Yes, it was a war that the South should not have fought. It was also a war that Lincoln and the North should not have fought. Slavery could have been ended without war. If Lincoln were really a great leader, he would have worked to end slavery without war.
But states rights and the oppression of the North made that impossible. I doubt that very many of the soldiers on either side were fighting over the issue of slavery.
In my book, they are all American war heroes. Always will be.
Lincoln wasn't interested in working to end slavery. Personally, he was opposed to the practice. But politically, he was pragmatic about slavery. And slavery would have ended without war, much more slowly than it did end, of course, but eventually it would have become increasingly less financially feasible.
States rights certainly were involved. But to my way of thinking, the cultural divide between the two regions, and the cultural differences that would have grown more marked between the west and the rest of the country, were fundamentally the schism that made state rights such an issue, and eventually made slavery such an issue. The North and the South were completely different from one another, economically, socially and culturally. An alliance between them worked as long as there was a presumption of equality within that alliance. When the equality was lost, very evidently, by the GOP's ability to control the electoral college, the alliance between North and South was no longer attractive to the South, and they tried to end the alliance.
Lincoln wasn't just pragmatic, he was also an idealist. He believed in the ideal of a government of the people. The United States was the first country to try this kind of rule. Lincoln believed, fervently and passionately, that it could work. And he recognized that once the states started seceding, that the result would be more fragmentation, and squabbles and wars would break out between the individual states. Fighting amongst ourselves, we would not be able to fend off foreign invaders. Less than a century from our beginnings, we were falling apart. Lincoln believed in the possibility that our Founding Fathers had believed in, and he was willing to risk everything for that possibility. The war went by several names while it was going on. One of the most prevalent ones was the War to Save the Union. For a reason.

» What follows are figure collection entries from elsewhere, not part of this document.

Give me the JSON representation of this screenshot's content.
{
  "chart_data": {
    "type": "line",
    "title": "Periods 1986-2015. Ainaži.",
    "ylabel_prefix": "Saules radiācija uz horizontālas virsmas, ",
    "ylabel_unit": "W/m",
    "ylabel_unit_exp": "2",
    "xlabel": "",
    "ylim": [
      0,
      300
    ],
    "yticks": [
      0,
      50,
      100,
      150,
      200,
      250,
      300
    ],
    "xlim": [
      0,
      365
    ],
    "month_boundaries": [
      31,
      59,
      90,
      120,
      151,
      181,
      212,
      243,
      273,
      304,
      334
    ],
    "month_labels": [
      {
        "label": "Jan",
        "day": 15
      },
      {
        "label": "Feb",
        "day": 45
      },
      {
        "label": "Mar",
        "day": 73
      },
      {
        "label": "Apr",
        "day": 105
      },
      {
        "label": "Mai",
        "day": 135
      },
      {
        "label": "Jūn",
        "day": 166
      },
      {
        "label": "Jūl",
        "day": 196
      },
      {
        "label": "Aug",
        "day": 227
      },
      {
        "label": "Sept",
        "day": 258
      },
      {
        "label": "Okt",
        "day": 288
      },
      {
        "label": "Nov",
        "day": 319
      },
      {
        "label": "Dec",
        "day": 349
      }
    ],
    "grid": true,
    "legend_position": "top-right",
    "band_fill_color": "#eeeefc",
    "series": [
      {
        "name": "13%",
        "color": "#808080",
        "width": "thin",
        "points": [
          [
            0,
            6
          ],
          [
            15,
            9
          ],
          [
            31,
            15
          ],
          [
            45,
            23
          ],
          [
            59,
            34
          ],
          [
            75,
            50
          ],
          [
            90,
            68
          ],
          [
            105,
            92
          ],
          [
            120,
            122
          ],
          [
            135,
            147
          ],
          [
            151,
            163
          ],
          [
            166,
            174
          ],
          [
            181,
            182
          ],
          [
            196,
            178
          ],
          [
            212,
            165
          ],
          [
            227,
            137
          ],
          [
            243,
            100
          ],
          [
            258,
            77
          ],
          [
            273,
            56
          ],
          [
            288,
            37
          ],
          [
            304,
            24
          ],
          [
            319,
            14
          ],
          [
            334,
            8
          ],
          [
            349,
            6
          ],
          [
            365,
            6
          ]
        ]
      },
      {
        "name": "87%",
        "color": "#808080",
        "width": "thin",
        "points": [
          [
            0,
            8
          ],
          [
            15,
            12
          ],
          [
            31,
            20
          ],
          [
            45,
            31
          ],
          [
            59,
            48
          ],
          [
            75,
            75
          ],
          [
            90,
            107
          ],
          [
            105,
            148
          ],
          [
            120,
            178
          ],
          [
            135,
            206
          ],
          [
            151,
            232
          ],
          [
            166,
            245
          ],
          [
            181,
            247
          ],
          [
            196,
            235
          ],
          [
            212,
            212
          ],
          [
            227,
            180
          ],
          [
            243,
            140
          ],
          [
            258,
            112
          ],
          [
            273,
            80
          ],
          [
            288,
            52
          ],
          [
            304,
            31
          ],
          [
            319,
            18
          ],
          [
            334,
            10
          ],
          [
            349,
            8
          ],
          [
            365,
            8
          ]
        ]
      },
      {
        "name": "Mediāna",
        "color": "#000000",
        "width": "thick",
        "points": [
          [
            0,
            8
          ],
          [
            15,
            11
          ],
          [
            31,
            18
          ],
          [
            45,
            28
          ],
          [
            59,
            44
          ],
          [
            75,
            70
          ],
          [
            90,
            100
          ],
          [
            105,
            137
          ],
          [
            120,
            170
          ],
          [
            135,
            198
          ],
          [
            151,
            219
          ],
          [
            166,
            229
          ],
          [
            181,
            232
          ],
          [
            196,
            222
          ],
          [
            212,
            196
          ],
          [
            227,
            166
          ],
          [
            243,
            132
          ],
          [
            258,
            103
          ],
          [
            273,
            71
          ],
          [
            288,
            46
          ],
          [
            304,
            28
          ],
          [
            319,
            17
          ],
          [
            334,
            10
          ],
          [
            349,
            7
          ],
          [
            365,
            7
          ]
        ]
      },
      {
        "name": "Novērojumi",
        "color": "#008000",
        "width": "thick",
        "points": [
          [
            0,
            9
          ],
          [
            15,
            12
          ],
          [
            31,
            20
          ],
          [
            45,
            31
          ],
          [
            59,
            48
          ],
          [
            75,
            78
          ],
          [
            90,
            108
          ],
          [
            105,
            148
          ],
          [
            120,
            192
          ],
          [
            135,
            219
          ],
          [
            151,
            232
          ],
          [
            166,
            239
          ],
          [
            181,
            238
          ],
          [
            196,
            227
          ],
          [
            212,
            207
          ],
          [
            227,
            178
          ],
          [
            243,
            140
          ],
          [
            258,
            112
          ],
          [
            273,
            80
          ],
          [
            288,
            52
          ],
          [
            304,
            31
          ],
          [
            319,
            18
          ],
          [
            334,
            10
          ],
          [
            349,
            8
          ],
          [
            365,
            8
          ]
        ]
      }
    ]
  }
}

Whew...and thank goodness he did. Judging from the behavior of the South for the next hundred years after the war was over, he clearly didn't kill enough people.
He killed Americans, both Northerners and Southerners. And destroyed America's infrastructure.
Interesting that you revel in so much death and destruction. That tells a lot about you.
He didn't have the power to nationalize the rail system, suspend habeas corpus, send federal troops into foreign land without a declaration of war, etc.
Lincoln took on more power than any President in History.
Yes, and that's why he may be our worst President. He expanded federal power and set us on a course of total domination by the federal government.